Deerskin premiered at the Cannes Film Festival and screens at the BFI London Film Festival on 11 and 13 October. It is released on 8 May 2020 in the UK.
Algo-Rhythm by Manu Luksch is a 14-minute-long hip-hop musical with Senegalese artists performing intricate political rhyming.
Digital Africa
by Alexa DalbyAlgo-Rhythm
3.0 out of 5.0 stars
CAUTION: Here be spoilers
Shot in Dakar, male and female rappers and musicians deconstruct the threats to human rights resulting from the use of algorithms in social media: this is digital Africa in the 21st century.
Algo-Rhythm screens in The Culture short film programme at the BFI London Film Festival on 11 and 13 October 2019.

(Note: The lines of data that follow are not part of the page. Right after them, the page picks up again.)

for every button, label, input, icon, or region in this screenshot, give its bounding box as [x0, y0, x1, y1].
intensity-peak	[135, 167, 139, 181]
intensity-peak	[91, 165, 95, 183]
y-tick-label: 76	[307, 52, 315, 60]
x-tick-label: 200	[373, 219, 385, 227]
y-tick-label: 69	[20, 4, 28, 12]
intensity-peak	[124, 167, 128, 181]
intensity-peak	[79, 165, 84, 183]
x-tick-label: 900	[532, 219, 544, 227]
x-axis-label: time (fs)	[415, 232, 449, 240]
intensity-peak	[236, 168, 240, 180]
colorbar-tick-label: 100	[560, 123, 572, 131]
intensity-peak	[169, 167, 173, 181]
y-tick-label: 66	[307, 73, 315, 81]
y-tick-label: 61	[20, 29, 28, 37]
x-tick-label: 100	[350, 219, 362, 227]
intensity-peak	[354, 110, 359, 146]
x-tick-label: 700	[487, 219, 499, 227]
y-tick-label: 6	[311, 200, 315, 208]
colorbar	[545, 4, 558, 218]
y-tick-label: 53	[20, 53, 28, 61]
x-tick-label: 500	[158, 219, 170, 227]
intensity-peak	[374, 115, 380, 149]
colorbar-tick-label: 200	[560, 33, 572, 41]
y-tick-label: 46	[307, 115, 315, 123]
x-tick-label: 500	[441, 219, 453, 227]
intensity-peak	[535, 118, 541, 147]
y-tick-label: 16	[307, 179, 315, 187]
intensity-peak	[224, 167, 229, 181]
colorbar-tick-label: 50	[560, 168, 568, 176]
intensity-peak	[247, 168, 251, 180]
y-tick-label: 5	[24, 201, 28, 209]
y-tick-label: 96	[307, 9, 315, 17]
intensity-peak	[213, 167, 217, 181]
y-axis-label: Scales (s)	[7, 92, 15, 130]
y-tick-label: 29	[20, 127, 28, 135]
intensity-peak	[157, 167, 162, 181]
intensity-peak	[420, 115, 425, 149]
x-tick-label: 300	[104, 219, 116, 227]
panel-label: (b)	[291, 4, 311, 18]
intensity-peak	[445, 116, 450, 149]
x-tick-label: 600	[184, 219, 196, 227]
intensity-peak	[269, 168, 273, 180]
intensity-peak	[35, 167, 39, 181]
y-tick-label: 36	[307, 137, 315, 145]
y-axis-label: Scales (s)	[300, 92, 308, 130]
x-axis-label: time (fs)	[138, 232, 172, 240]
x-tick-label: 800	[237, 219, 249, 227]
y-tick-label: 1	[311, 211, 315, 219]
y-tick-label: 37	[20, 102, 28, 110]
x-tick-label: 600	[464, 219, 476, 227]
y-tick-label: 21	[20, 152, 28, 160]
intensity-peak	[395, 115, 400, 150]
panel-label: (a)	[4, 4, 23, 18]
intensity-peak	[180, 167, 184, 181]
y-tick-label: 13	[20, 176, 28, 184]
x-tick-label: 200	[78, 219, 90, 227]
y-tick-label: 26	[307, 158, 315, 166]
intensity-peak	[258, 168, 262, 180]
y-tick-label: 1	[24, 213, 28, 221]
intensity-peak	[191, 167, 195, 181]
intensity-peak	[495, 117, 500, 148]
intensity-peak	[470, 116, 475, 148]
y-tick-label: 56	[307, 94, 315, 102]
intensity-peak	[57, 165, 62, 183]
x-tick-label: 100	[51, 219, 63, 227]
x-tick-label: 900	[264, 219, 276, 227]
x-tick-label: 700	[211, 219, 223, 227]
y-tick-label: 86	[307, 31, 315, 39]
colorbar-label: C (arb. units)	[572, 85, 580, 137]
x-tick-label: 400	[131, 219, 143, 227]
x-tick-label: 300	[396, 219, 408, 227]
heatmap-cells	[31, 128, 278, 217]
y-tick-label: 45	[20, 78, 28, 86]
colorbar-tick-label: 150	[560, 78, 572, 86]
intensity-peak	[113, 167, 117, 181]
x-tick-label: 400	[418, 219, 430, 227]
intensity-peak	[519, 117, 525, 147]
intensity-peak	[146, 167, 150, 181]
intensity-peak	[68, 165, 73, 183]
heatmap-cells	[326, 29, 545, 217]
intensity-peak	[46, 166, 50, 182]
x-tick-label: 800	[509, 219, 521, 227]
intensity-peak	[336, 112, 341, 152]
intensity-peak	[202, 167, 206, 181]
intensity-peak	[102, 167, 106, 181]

So Long, My Son by Wang Ziaoshuai movingly traces the consequences of China’s one-child policy though decades and generations of a couple and their family.
One-Child Family
by Alexa DalbySo Long, My Son
4.0 out of 5.0 stars
CAUTION: Here be spoilers
Like Mountains May Depart and many other Chinese films in recent years, So Long, My Son seeks to reassess modern China in the context of its history since the Revolution. These films span decades, showing how the repercussions of political policies work themselves out through several generations. Imposing a policy such as ‘one child’, originally intended to control the burgeoning population, had cruel unintended consequences for individuals in the way it was enforced, sometimes ruining lives. And on the macro level it created problems that were never thought through such as population imbalance making marriage difficult and creating selfish, indulged only children and the burden of an elderly care crisis.
So Long, My Son follows one family from the Cultural Revolution, where they are poor workers in a factory having to cope the effects with a forbidden second pregnancy, though the many changes both in their own lives and in Chinese society as a whole – from the Maoist ideology of the Cultural Revolution to the prosperous, consumerist present day. All this is set against the background of outward modernisation: old buildings are ruthlessly torn down to make way for shopping malls and motorway intersections so that old neighbourhoods where people used to know each other become unrecognisable. Inevitably, some family members know how to profit from change and ‘better’ themselves and others do not. Are human values are more important than prosperity? Will they win though in the end?
So Long, My Son is an absorbing insight into the rapid changes in Chinese society over recent decades though the changing fortunes of a couple and their extended family.
So Long, My Son premiered at the Berlin Film Festival, screens at the BFI London Film Festival on 12 and 13 October and will be released by Curzon in the UK.